You've probably heard that a map (with some restrictions: no enclaves, no "bridges", countries meeting at a

*point* are not considered adjacent) can be colored using only four colors.

Graph coloring is a bit more general: given a bunch of "nodes" with "edges" between them, color the nodes such that no two adjacent (ie, have an edge between them) nodes have the same color. A trivial way to do that would be giving every node its own color. A bit better would be to start at the first node, give it color 0, then the second node can have color 0 or 1 (depending on whether it's connected to the first) and so on, and there are tricks you can play here with the order in which you visit the nodes (it matters a lot, and in fact there is an order such that you get an optimal coloring this way, there are many interesting things you can do there).

The challenge is usually to find such a coloring with the fewest possible number of colors, but you could also ask: given a certain number of colors you're allowed to use, can you color the graph? (this is an example of an NP-complete problem)

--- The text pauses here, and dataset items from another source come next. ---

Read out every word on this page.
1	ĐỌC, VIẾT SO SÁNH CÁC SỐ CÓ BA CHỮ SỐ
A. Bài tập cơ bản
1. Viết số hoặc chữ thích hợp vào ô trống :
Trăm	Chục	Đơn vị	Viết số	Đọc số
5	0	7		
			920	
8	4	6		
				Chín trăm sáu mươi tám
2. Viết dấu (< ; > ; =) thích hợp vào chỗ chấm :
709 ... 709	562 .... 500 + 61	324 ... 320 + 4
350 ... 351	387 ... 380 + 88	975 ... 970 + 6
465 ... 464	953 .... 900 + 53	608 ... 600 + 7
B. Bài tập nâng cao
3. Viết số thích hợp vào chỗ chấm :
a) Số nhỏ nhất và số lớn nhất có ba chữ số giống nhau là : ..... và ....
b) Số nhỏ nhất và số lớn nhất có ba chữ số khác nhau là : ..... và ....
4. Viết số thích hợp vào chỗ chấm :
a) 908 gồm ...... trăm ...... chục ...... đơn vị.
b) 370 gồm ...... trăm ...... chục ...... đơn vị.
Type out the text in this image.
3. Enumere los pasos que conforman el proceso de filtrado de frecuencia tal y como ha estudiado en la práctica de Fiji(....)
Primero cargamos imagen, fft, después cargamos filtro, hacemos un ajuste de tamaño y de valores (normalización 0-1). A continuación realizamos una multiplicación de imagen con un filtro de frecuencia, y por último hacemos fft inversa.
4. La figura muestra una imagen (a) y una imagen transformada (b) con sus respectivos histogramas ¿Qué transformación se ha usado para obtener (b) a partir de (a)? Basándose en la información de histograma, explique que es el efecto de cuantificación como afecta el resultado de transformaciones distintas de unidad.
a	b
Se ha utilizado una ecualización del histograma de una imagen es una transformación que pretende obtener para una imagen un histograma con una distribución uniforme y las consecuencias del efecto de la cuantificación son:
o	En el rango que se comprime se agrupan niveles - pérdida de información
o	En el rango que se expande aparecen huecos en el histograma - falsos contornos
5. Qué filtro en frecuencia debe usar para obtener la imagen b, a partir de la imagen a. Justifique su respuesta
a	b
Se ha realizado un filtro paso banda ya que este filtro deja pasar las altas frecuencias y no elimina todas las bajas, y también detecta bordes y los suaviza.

Anyway for this mini challenge, there are two graphs (I could make more, if necessary), a small one with 50 nodes and 350 edges, and a big one with 500 nodes and 62423 edges. The second one is particularly nasty not so much because it has 500 nodes, but mainly because it has about half as many edges as it could maximally have, which is about the worst case (more edges and it becomes so constrained that there are not many solutions to try, less edges and you won't need as many colours so again there are few solution). But whatever, the point is, there's an easy one and a hard one. The east one is still big enough that you can't blindly try everything though, you have to be at least slightly clever.

50 graph:

gc50.txt500 graph:

gc500.txtFormat: first line is [number of nodes] [number of edges]

Other lines are the edges, a pair of nodes that has a link between them.

The last line is empty (so that every line you read can end in \r\n to simplify parsing or whatever), and there are exactly as many edges as advertised (so you can read them in a for loop and not care about end of file).

Challenges (easy):

- Find an optimal coloring for gc50.
- Find a coloring with at most 80 colors for gc500.
- Prove that you need at least 11 colors to color gc500.

Challenges (medium):

- Find a coloring with at most 60 colors for gc500.

Challenges (hard):

- Find a coloring with at most 52 (protip: that's not optimal) colors for gc500.

Challenges (impossible):

- Find an optimal coloring for gc500. (I don't even know how many colors it will have, so don't ask)

Challenges (other):

- Find a non-trivial
*lower bound* on the number of colors necessary for gc500 (deliver proof/explanation of why it's a lower bound).

PM answers to me (don't post colorings please, feel free to post lower bounds), discuss everything (as long as it doesn't violate "don't post colorings"), pretty much anything goes with respect to how you solve this but it will be more interesting for you if you play with the problems yourself instead of just dumping them into open source solvers.